Ini merupakan pengalaman baru bagi Rafael. Selain dia akan menjadi seorang ayah, dia juga kerap direpotkan dengan kemauan ngidam istrinya kapan pun itu.
Namun, semua itu terasa indah bagi Rafael. Berbeda sekali dengan saat ini. Dia harus kuat dan tenang untuk menghadapi keadaan saat ini. Keadaan ini sama sekali tidak diinginkannya. Bahkan tidak pernah terbersit sedikit pun dalam benaknya.

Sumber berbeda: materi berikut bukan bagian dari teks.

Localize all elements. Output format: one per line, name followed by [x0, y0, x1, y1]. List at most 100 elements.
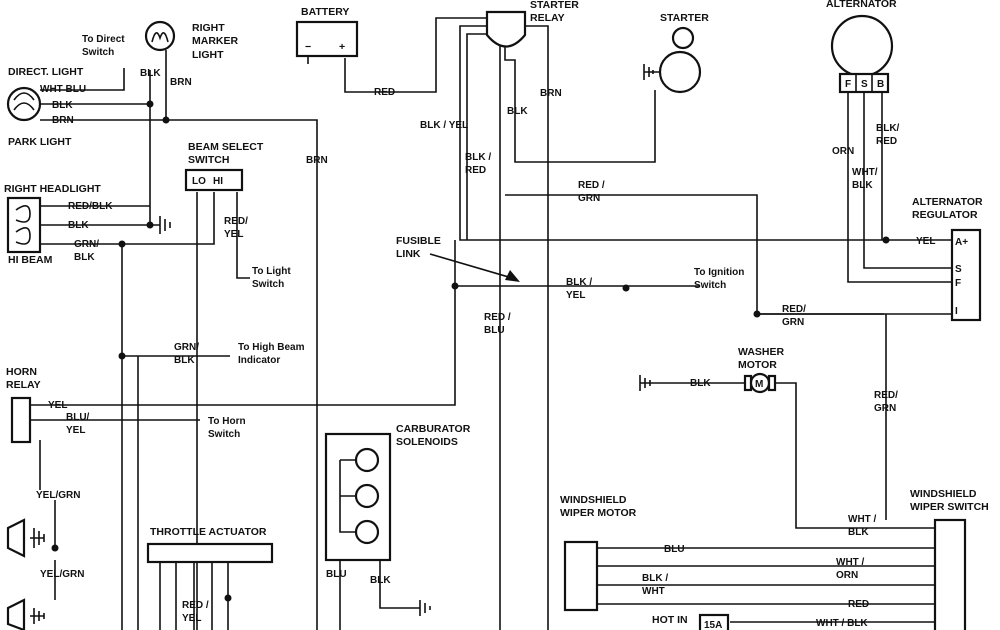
fusible-pointer [429, 253, 513, 279]
wire-label-blk-yel-fl-2: YEL [566, 290, 585, 301]
wire-label-blk: BLK [52, 100, 73, 111]
horn-relay-label-2: RELAY [6, 379, 41, 391]
marker-label-1: RIGHT [192, 22, 225, 34]
solenoid-icon [354, 483, 380, 509]
washer-motor: WASHER MOTOR M [639, 346, 785, 394]
terminal-dividers [855, 74, 873, 92]
note-light-switch-1: To Light [252, 266, 291, 277]
horn-relay-label-1: HORN [6, 366, 37, 378]
solenoid-icon [354, 447, 380, 473]
wire-label-wht-orn-2: ORN [836, 570, 858, 581]
alt-terminal-f: F [845, 79, 851, 90]
starter: STARTER [643, 12, 709, 94]
wire-label-yel: YEL [48, 400, 67, 411]
wire-label-red-slash: RED/ [224, 216, 248, 227]
wire-blk-red-relay [466, 33, 493, 240]
wire-orn-f [847, 92, 952, 283]
junction-dots [51, 100, 890, 602]
wire-brn-left [40, 119, 318, 630]
wire-red-battery [344, 17, 487, 93]
wire-label-red: RED [848, 599, 869, 610]
note-horn-switch-1: To Horn [208, 416, 246, 427]
wire-label-red-grn-c-1: RED/ [874, 390, 898, 401]
junction-dot [451, 282, 459, 290]
wiper-switch: WINDSHIELD WIPER SWITCH [910, 488, 989, 630]
carb-label-1: CARBURATOR [396, 423, 471, 435]
junction-dot [224, 594, 232, 602]
wire-label-red-grn-b-1: RED/ [782, 304, 806, 315]
direct-light-label: DIRECT. LIGHT [8, 66, 84, 78]
note-direct-switch-1: To Direct [82, 34, 125, 45]
wire-label-blk-yel-fl-1: BLK / [566, 277, 592, 288]
wire-red-yel-sw [236, 192, 250, 279]
ground-icon [643, 64, 660, 80]
wire-label-grn-blk: BLK [74, 252, 95, 263]
alternator-label: ALTERNATOR [826, 0, 897, 10]
fuse-label: 15A [704, 620, 722, 630]
hi-beam-label: HI BEAM [8, 254, 53, 266]
starter-relay-label-1: STARTER [530, 0, 579, 11]
wire-blk-starter [504, 40, 656, 163]
note-ignition-1: To Ignition [694, 267, 744, 278]
filament-icon [13, 92, 35, 111]
beam-switch-box [184, 168, 244, 192]
horn-icon [6, 598, 26, 630]
wire-label-blk-yel: BLK / YEL [420, 120, 468, 131]
wire-label-red-blu-1: RED / [484, 312, 511, 323]
wire-label-blk-red-b-2: RED [876, 136, 897, 147]
ground-icon [410, 600, 431, 616]
hot-in-fuse: HOT IN 15A [652, 613, 730, 630]
alt-terminal-s: S [861, 79, 868, 90]
ground-icon [150, 216, 171, 234]
beam-switch-label-1: BEAM SELECT [188, 141, 264, 153]
wire-label-yel: YEL [916, 236, 935, 247]
junction-dot [162, 116, 170, 124]
wire-grn-blk-hl [40, 192, 215, 245]
solenoid-leads [339, 459, 356, 533]
headlight-box [6, 196, 42, 254]
washer-label-1: WASHER [738, 346, 785, 358]
carb-label-2: SOLENOIDS [396, 436, 458, 448]
wire-label-blu: BLU [664, 544, 685, 555]
ground-icon [30, 528, 45, 548]
wire-label-red-grn-2: GRN [578, 193, 600, 204]
junction-dot [622, 284, 630, 292]
wire-label-wht-blk-sw-2: BLK [848, 527, 869, 538]
beam-select-switch: BEAM SELECT SWITCH LO HI [184, 141, 264, 192]
wire-throttle-leads [159, 560, 229, 630]
junction-dot [51, 544, 59, 552]
starter-label: STARTER [660, 12, 709, 24]
regulator-label-1: ALTERNATOR [912, 196, 983, 208]
reg-terminal-f: F [955, 278, 961, 289]
horn-relay-box [10, 396, 32, 444]
wiper-motor-box [563, 540, 599, 612]
alternator-symbol [830, 14, 894, 78]
wire-wht-blk-washer [775, 382, 935, 529]
throttle-actuator: THROTTLE ACTUATOR [146, 526, 274, 564]
fuse-box [698, 613, 730, 630]
beam-switch-lo: LO [192, 176, 206, 187]
wire-blk-yel-top [459, 25, 965, 241]
wire-label-yel: YEL [224, 229, 243, 240]
alternator-terminal-block [838, 72, 890, 94]
wire-label-wht-blk-sw-1: WHT / [848, 514, 877, 525]
wire-yel-horn [30, 286, 456, 406]
right-headlight: RIGHT HEADLIGHT HI BEAM [4, 183, 171, 266]
alt-terminal-b: B [877, 79, 884, 90]
junction-dot [882, 236, 890, 244]
horn-relay: HORN RELAY [6, 366, 41, 444]
throttle-box [146, 542, 274, 564]
wiper-motor-label-1: WINDSHIELD [560, 494, 627, 506]
junction-dot [118, 240, 126, 248]
wire-label-yel-grn: YEL/GRN [40, 569, 84, 580]
wire-label-red-grn-1: RED / [578, 180, 605, 191]
horns [6, 518, 45, 630]
wire-label-blk-red-2: RED [465, 165, 486, 176]
alternator-regulator: ALTERNATOR REGULATOR A+ S F I [912, 196, 983, 322]
wire-label-red: RED [374, 87, 395, 98]
battery-box [295, 20, 359, 58]
headlight-label: RIGHT HEADLIGHT [4, 183, 101, 195]
fusible-label-1: FUSIBLE [396, 235, 441, 247]
starter-relay-symbol [485, 10, 527, 48]
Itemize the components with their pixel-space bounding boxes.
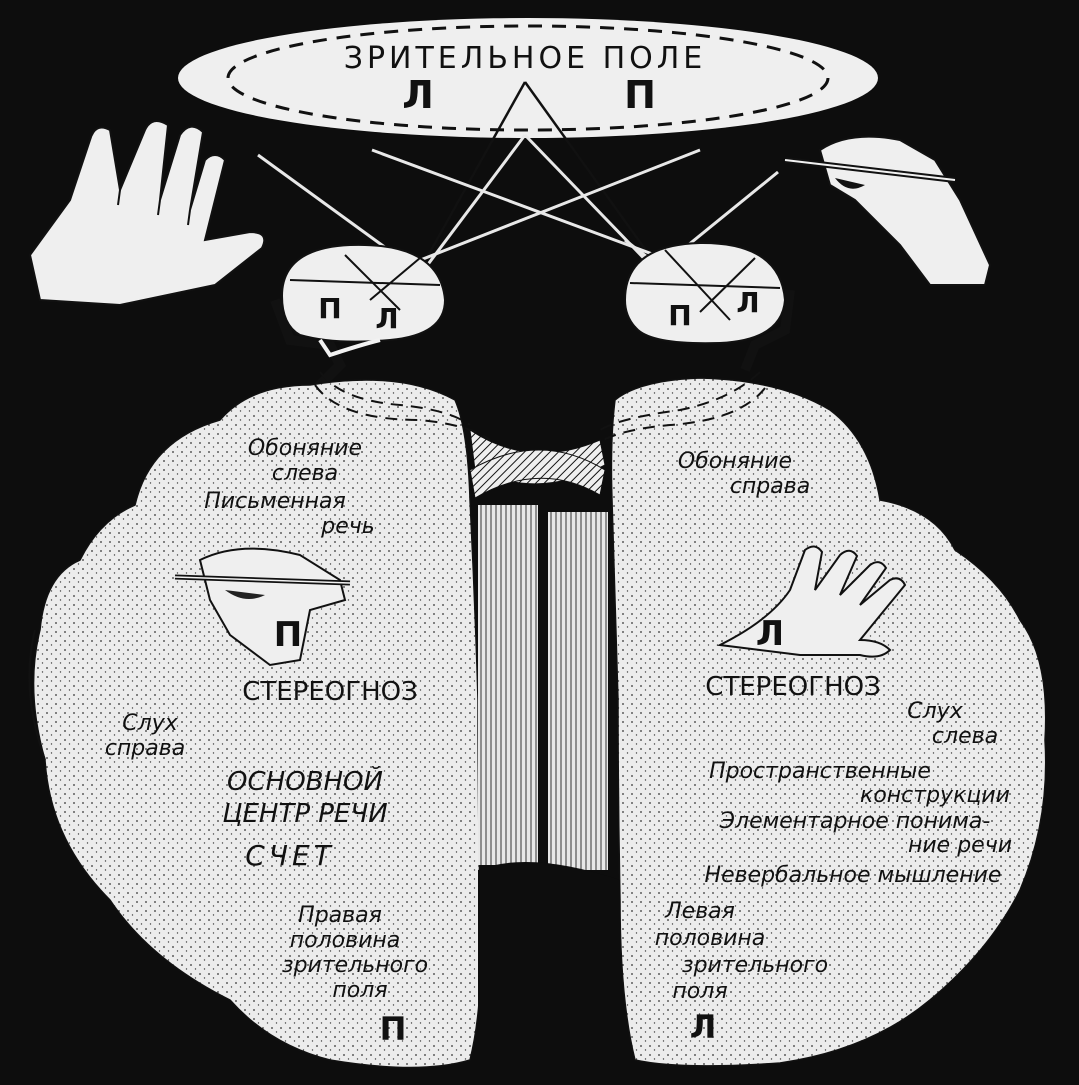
right-hearing-label-line1: Слух — [907, 699, 963, 724]
left-eye-mark-b: Л — [375, 302, 398, 335]
left-visual-half-line4: поля — [332, 978, 387, 1003]
right-hand-mark: Л — [756, 614, 784, 654]
left-counting-label: СЧЕТ — [245, 839, 335, 872]
corpus-callosum — [478, 500, 620, 1060]
right-nonverbal-label: Невербальное мышление — [705, 863, 1002, 888]
left-hearing-label-line1: Слух — [122, 711, 178, 736]
right-eye-mark-b: Л — [736, 286, 759, 319]
left-visual-half-line1: Правая — [298, 903, 382, 928]
left-hand-mark: П — [274, 615, 302, 655]
right-hemisphere-labels: Обоняние справа Л СТЕРЕОГНОЗ Слух слева … — [655, 449, 1012, 1046]
right-smell-label-line2: справа — [730, 474, 810, 499]
left-hearing-label-line2: справа — [105, 736, 185, 761]
left-stereognosis-label: СТЕРЕОГНОЗ — [242, 677, 418, 707]
right-smell-label-line1: Обоняние — [678, 449, 792, 474]
right-speech-elem-line1: Элементарное понима- — [719, 809, 991, 834]
visual-field-left-mark: Л — [402, 73, 434, 117]
right-visual-half-line2: половина — [655, 926, 766, 951]
right-hemisphere — [594, 371, 1047, 1067]
right-hearing-label-line2: слева — [932, 724, 998, 749]
visual-field: ЗРИТЕЛЬНОЕ ПОЛЕ Л П — [178, 18, 878, 138]
right-eye-mark-a: П — [668, 299, 691, 332]
visual-rays — [418, 81, 662, 271]
left-hemisphere — [28, 371, 491, 1069]
left-eye: П Л — [270, 243, 447, 399]
left-visual-half-line3: зрительного — [282, 953, 428, 978]
right-spatial-label-line1: Пространственные — [709, 759, 931, 784]
left-speech-center-line1: ОСНОВНОЙ — [227, 765, 383, 797]
visual-field-title: ЗРИТЕЛЬНОЕ ПОЛЕ — [344, 41, 707, 76]
left-visual-half-line2: половина — [290, 928, 401, 953]
left-hemisphere-labels: Обоняние слева Письменная речь П СТЕРЕОГ… — [105, 436, 428, 1048]
right-eye: П Л — [623, 241, 795, 372]
left-hand-open-icon — [28, 120, 266, 307]
right-spatial-label-line2: конструкции — [860, 783, 1010, 808]
visual-field-right-mark: П — [624, 73, 656, 117]
optic-chiasm — [469, 428, 606, 499]
left-speech-center-line2: ЦЕНТР РЕЧИ — [222, 799, 387, 829]
right-stereognosis-label: СТЕРЕОГНОЗ — [705, 672, 881, 702]
right-hemisphere-open-hand-icon — [716, 545, 907, 658]
right-hand-writing-icon — [784, 135, 992, 286]
right-speech-elem-line2: ние речи — [908, 833, 1012, 858]
left-eye-mark-a: П — [318, 292, 341, 325]
left-smell-label-line2: слева — [272, 461, 338, 486]
right-visual-half-line1: Левая — [664, 899, 735, 924]
left-bottom-mark: П — [380, 1010, 407, 1048]
left-smell-label-line1: Обоняние — [248, 436, 362, 461]
right-bottom-mark: Л — [690, 1008, 717, 1046]
left-writing-label-line2: речь — [320, 514, 374, 539]
left-writing-label-line1: Письменная — [204, 489, 346, 514]
left-hemisphere-writing-hand-icon — [174, 547, 351, 667]
right-visual-half-line4: поля — [672, 979, 727, 1004]
right-visual-half-line3: зрительного — [682, 953, 828, 978]
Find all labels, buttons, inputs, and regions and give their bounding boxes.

Ayana masih saja meringis kesakitan. Hanya saja dia tidak berteriak atau pun mengeluh yang berlebihan. Dia tidak ingin membuat suaminya yang sedang mengemudi menjadi khawatir padanya.
Tangan kiri Rafael memegang erat tangan Ayana untuk menguatkannya. Sedangkan tangan kanannya masih memegang kemudi. Pikiran Rafael sangat kacau saat ini, akan tetapi dia harus berusaha untuk bisa tetap fokus pada kemudinya.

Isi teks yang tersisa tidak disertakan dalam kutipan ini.